The Central Polk Parkway fulfills a number of needs in Polk County, according to the FDOT and the road's proponents:

- It will act as a beltway around the City of Winter Haven, providing easy freeway access to the Polk Parkway and I-4.
- The planned CSX freight terminal off of US 27 in Winter Haven was supposed to have created substantial truck traffic, and the proposed road would have helped keep these trucks off of local roads.
- The Clear Springs development in Bartow will double or triple Bartow's population in the next 20 years, increasing traffic substantially on SR 60 and US 17.
- The construction of Legoland Florida on the site of the old Cypress Gardens will bring added traffic to the area.
- The road would have reduced traffic on SR 60, US 17 and US 27.
- New development in Polk County, particularly Ranches at Lake Macleod, Sutton Preserve, Harmony at Lake Eloise, Villamar, Forest Lake Townhouses, and more future development areas, in Eagle Lake, Wahneta, and Bartow.
- The road would decrease traffic on existing local roads such as SR/CR 557, which currently includes a high traffic volume per day, at 27,000 cars per day., and other roads such as US 27, US 17, US 92.

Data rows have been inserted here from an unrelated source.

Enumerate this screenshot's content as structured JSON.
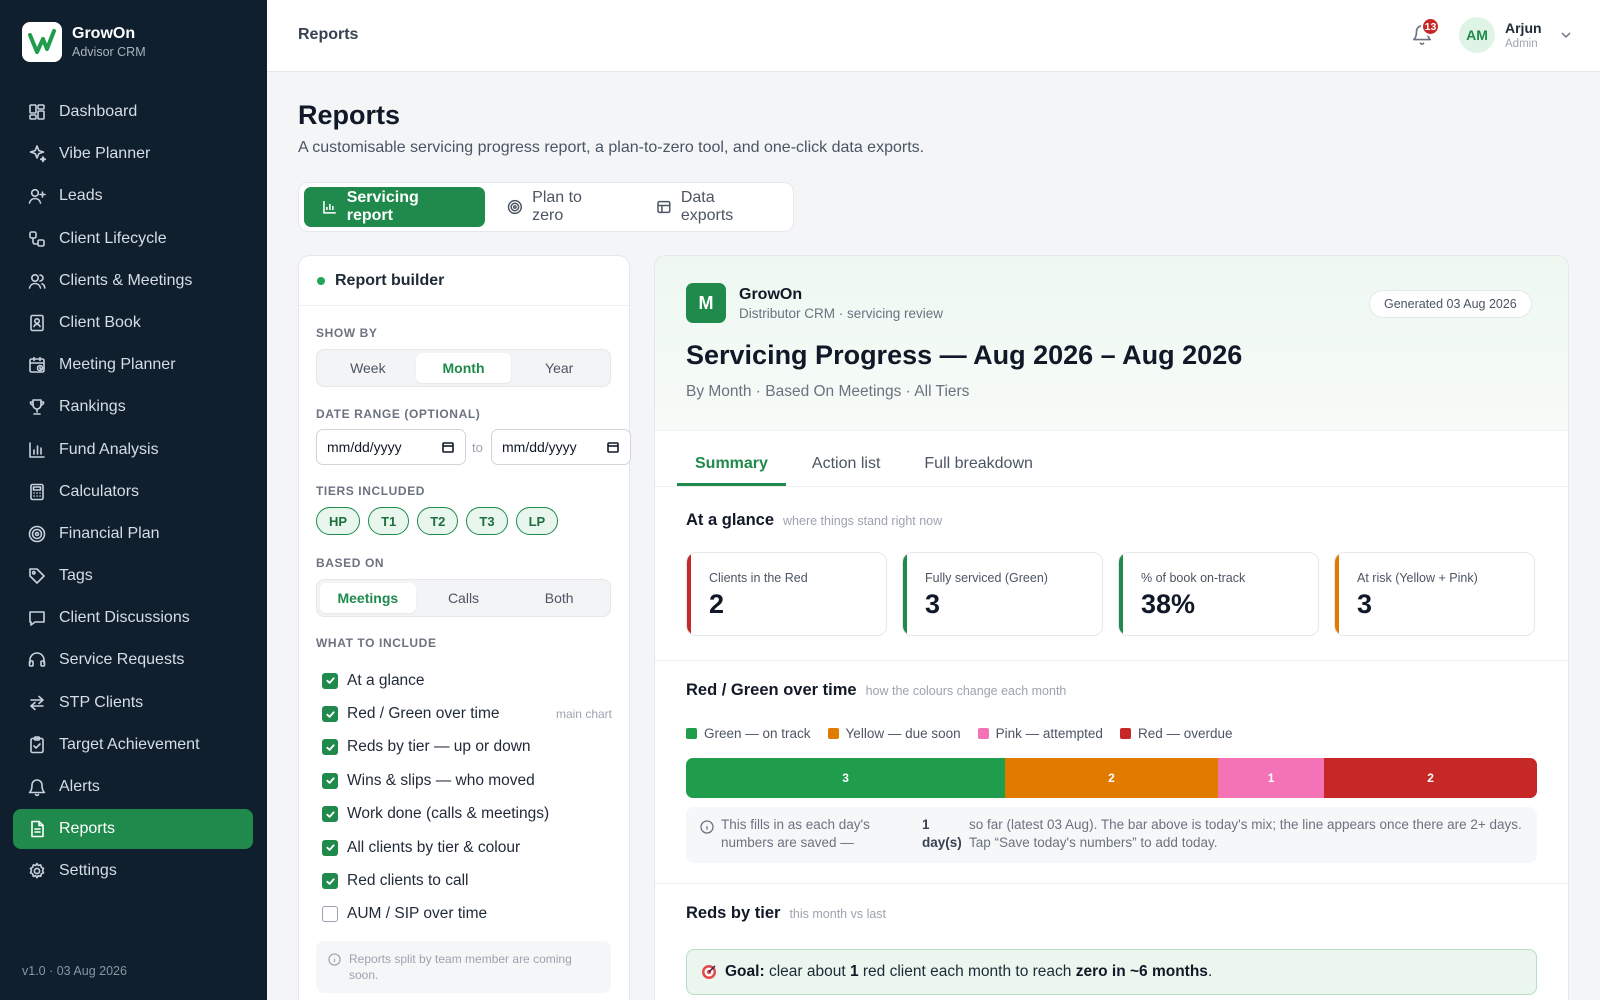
{
  "brand": {
    "name": "GrowOn",
    "subtitle": "Advisor CRM"
  },
  "sidebar": {
    "items": [
      {
        "label": "Dashboard",
        "icon": "dashboard-icon",
        "active": false
      },
      {
        "label": "Vibe Planner",
        "icon": "sparkle-icon",
        "active": false
      },
      {
        "label": "Leads",
        "icon": "user-plus-icon",
        "active": false
      },
      {
        "label": "Client Lifecycle",
        "icon": "lifecycle-icon",
        "active": false
      },
      {
        "label": "Clients & Meetings",
        "icon": "users-icon",
        "active": false
      },
      {
        "label": "Client Book",
        "icon": "book-icon",
        "active": false
      },
      {
        "label": "Meeting Planner",
        "icon": "calendar-icon",
        "active": false
      },
      {
        "label": "Rankings",
        "icon": "trophy-icon",
        "active": false
      },
      {
        "label": "Fund Analysis",
        "icon": "bar-chart-icon",
        "active": false
      },
      {
        "label": "Calculators",
        "icon": "calculator-icon",
        "active": false
      },
      {
        "label": "Financial Plan",
        "icon": "target-icon",
        "active": false
      },
      {
        "label": "Tags",
        "icon": "tag-icon",
        "active": false
      },
      {
        "label": "Client Discussions",
        "icon": "chat-icon",
        "active": false
      },
      {
        "label": "Service Requests",
        "icon": "headset-icon",
        "active": false
      },
      {
        "label": "STP Clients",
        "icon": "transfer-icon",
        "active": false
      },
      {
        "label": "Target Achievement",
        "icon": "clipboard-icon",
        "active": false
      },
      {
        "label": "Alerts",
        "icon": "bell-icon",
        "active": false
      },
      {
        "label": "Reports",
        "icon": "report-icon",
        "active": true
      },
      {
        "label": "Settings",
        "icon": "gear-icon",
        "active": false
      }
    ],
    "version": "v1.0 · 03 Aug 2026"
  },
  "topbar": {
    "title": "Reports",
    "notifications": "13",
    "user": {
      "initials": "AM",
      "name": "Arjun",
      "role": "Admin"
    }
  },
  "page": {
    "title": "Reports",
    "subtitle": "A customisable servicing progress report, a plan-to-zero tool, and one-click data exports.",
    "tabs": [
      {
        "label": "Servicing report",
        "active": true
      },
      {
        "label": "Plan to zero",
        "active": false
      },
      {
        "label": "Data exports",
        "active": false
      }
    ]
  },
  "builder": {
    "title": "Report builder",
    "show_by": {
      "label": "SHOW BY",
      "options": [
        "Week",
        "Month",
        "Year"
      ],
      "selected": "Month"
    },
    "date_range": {
      "label": "DATE RANGE (OPTIONAL)",
      "from_placeholder": "mm/dd/yyyy",
      "to_placeholder": "mm/dd/yyyy",
      "separator": "to"
    },
    "tiers": {
      "label": "TIERS INCLUDED",
      "items": [
        "HP",
        "T1",
        "T2",
        "T3",
        "LP"
      ]
    },
    "based_on": {
      "label": "BASED ON",
      "options": [
        "Meetings",
        "Calls",
        "Both"
      ],
      "selected": "Meetings"
    },
    "include": {
      "label": "WHAT TO INCLUDE",
      "items": [
        {
          "label": "At a glance",
          "checked": true,
          "hint": ""
        },
        {
          "label": "Red / Green over time",
          "checked": true,
          "hint": "main chart"
        },
        {
          "label": "Reds by tier — up or down",
          "checked": true,
          "hint": ""
        },
        {
          "label": "Wins & slips — who moved",
          "checked": true,
          "hint": ""
        },
        {
          "label": "Work done (calls & meetings)",
          "checked": true,
          "hint": ""
        },
        {
          "label": "All clients by tier & colour",
          "checked": true,
          "hint": ""
        },
        {
          "label": "Red clients to call",
          "checked": true,
          "hint": ""
        },
        {
          "label": "AUM / SIP over time",
          "checked": false,
          "hint": ""
        }
      ]
    },
    "note": "Reports split by team member are coming soon."
  },
  "report": {
    "org_initial": "M",
    "org_name": "GrowOn",
    "org_sub": "Distributor CRM · servicing review",
    "generated": "Generated 03 Aug 2026",
    "title": "Servicing Progress — Aug 2026 – Aug 2026",
    "meta": "By Month · Based On Meetings · All Tiers",
    "tabs": [
      {
        "label": "Summary",
        "active": true
      },
      {
        "label": "Action list",
        "active": false
      },
      {
        "label": "Full breakdown",
        "active": false
      }
    ],
    "glance": {
      "title": "At a glance",
      "hint": "where things stand right now",
      "stats": [
        {
          "label": "Clients in the Red",
          "value": "2",
          "color": "#c62828"
        },
        {
          "label": "Fully serviced (Green)",
          "value": "3",
          "color": "#1f8a4c"
        },
        {
          "label": "% of book on-track",
          "value": "38%",
          "color": "#1f8a4c"
        },
        {
          "label": "At risk (Yellow + Pink)",
          "value": "3",
          "color": "#e07b00"
        }
      ]
    },
    "over_time": {
      "title": "Red / Green over time",
      "hint": "how the colours change each month",
      "legend": [
        {
          "label": "Green — on track",
          "color": "#1f9d4c"
        },
        {
          "label": "Yellow — due soon",
          "color": "#e07b00"
        },
        {
          "label": "Pink — attempted",
          "color": "#f472b6"
        },
        {
          "label": "Red — overdue",
          "color": "#c62828"
        }
      ],
      "info_a": "This fills in as each day's numbers are saved —",
      "info_b": "1 day(s)",
      "info_c": "so far (latest 03 Aug). The bar above is today's mix; the line appears once there are 2+ days. Tap “Save today's numbers” to add today."
    },
    "reds_by_tier": {
      "title": "Reds by tier",
      "hint": "this month vs last",
      "goal_prefix": "Goal:",
      "goal_mid1": "clear about",
      "goal_num": "1",
      "goal_mid2": "red client each month to reach",
      "goal_end": "zero in ~6 months",
      "goal_dot": "."
    }
  },
  "chart_data": {
    "type": "bar",
    "stacked": true,
    "categories": [
      "today"
    ],
    "series": [
      {
        "name": "Green — on track",
        "values": [
          3
        ],
        "color": "#1f9d4c"
      },
      {
        "name": "Yellow — due soon",
        "values": [
          2
        ],
        "color": "#e07b00"
      },
      {
        "name": "Pink — attempted",
        "values": [
          1
        ],
        "color": "#f472b6"
      },
      {
        "name": "Red — overdue",
        "values": [
          2
        ],
        "color": "#c62828"
      }
    ],
    "title": "Red / Green over time"
  }
}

- This road will be useful as a way to bypass the US 27, and SR/CR 557 interchange, and divert traffic to avoid causing congestion on the current interchanges.

===Revival===
The project was revived in early 2018, and a preliminary design was released in June 2019. Construction began on the segment of Central Polk Parkway from Polk Parkway at the SR 540 interchange to a new interchange with US 17 (SR 35). Another section of the expressway is in design spanning from US 17 (SR 35) to SR 60 ending at an interchange with SR 60 at Connersville Road.